Nothing stirred. He banged his fists against the boarded windows and kicked so hard at the door that the wood began to splinter.
‘Open up! Open up!!’
Inside, a door banged. There came the sound of whispering voices and faint footsteps were heard approaching the front door. In the freezing air, the mist of someone’s breath came out through the gaps in the boards.
‘Open up, God damn it! We’re German officers! … Open up or we’ll blow the place to pieces!’
Hesitantly, the bolt was slid back. Breuer pushed open the door. In the darkness, he could discern what looked like the figure of a woman, and behind her another person; stumbling over clutter, he entered a kitchen. Behind him, the corporal dragged the lieutenant in.

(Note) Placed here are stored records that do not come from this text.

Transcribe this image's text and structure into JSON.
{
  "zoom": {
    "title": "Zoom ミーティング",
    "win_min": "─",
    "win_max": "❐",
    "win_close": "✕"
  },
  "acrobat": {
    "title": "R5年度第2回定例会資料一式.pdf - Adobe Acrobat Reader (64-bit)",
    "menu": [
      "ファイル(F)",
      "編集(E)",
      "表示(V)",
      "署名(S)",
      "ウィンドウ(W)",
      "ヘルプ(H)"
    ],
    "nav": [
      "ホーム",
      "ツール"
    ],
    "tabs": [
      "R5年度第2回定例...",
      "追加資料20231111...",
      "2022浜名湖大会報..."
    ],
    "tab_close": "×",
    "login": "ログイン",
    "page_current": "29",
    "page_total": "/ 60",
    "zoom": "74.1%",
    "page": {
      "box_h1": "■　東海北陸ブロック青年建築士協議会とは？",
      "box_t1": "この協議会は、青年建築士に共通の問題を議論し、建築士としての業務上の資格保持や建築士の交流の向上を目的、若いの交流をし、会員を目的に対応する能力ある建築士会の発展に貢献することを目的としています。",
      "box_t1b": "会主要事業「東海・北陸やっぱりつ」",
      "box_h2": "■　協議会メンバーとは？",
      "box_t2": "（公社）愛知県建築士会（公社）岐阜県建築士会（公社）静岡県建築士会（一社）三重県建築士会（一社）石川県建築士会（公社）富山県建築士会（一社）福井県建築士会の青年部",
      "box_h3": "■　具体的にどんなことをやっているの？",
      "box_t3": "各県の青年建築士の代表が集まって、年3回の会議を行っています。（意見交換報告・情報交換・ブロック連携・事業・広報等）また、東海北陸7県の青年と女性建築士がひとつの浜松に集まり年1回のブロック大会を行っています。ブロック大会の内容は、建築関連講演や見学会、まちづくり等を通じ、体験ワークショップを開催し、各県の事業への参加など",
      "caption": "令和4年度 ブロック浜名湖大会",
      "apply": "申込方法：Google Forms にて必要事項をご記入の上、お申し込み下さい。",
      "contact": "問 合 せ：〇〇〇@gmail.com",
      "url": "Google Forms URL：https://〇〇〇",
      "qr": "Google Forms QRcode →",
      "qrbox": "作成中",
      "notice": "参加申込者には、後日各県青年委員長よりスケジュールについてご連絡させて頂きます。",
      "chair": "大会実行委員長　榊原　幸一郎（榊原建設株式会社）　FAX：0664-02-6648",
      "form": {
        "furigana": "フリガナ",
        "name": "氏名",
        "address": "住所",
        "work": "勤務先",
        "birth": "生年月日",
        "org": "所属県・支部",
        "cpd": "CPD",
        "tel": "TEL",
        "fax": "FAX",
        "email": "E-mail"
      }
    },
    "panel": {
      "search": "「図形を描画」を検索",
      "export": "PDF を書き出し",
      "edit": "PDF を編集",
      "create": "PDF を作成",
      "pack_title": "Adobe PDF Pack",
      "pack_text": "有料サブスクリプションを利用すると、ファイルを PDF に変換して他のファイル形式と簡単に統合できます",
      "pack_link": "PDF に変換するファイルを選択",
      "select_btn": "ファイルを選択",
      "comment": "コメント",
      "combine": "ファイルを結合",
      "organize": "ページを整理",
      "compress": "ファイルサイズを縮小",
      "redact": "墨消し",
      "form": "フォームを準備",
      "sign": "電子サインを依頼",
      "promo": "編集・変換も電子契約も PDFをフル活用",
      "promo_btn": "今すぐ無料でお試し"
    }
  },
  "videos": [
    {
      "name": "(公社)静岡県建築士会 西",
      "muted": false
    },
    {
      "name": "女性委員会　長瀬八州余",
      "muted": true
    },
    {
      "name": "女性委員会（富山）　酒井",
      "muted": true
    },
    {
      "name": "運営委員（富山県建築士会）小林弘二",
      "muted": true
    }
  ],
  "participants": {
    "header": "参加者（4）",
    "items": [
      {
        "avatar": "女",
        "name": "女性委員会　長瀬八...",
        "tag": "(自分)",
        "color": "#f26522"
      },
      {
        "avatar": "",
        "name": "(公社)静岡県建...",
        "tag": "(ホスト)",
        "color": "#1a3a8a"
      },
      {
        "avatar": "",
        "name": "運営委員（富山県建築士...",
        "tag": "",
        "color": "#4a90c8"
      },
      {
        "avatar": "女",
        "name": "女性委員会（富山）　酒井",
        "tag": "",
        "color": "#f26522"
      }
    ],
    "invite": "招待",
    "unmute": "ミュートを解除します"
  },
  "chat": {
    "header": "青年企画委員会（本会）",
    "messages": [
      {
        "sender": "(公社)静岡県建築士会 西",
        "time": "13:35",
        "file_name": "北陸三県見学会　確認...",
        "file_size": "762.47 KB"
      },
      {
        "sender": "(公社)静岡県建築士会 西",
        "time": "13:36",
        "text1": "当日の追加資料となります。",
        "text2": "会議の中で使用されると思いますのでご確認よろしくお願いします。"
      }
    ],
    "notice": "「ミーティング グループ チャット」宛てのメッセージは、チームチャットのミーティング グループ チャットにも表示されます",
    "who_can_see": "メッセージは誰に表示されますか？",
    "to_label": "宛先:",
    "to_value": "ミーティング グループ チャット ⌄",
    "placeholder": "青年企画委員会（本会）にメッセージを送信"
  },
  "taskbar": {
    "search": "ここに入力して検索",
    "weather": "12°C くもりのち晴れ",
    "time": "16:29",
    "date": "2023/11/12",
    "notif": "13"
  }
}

The kitchen was bright and full of soldiers – men just like the thousands who were roaming around the fields out there. Some were sitting there still wearing their greatcoats or with bandages wrapped round their heads, while others were busy unwinding the stinking rags from round their feet or warming themselves and brewing tea at the hot cooking range. In among them were some others, clean-shaven, with clean clothes and the pale faces of people who spent their time indoors – evidently the occupants of the house. A wizened babushka was pottering about at the stove. She was the first woman Breuer had set eyes on in the Cauldron, just as this was the first house in it that he had stepped inside. Seeing that they were officers, she obligingly pushed open the door to the adjoining room. Görz and Breuer stared open-mouthed at the brightly lit scene that met their eyes. A table laid with a blue woollen cloth, a red plush sofa, two beds piled high with cushions, some dusty pot plants and walls covered with faded framed photographs and matt-gold icons. As they entered the parlour, a girl, barely twenty, with shining black hair and a broad, fresh face, flitted past them with an anxious yet inquisitive expression, trailing behind her a waft of cheap perfume. The whole scene was as improbable as an absurd dream, but at the same time exhilarating in its unquestionable reality.
A corporal, clearly taken aback by their intrusion, got up from the sofa.
‘These are staff quarters!’ he said, in an unmistakably Slavic accent.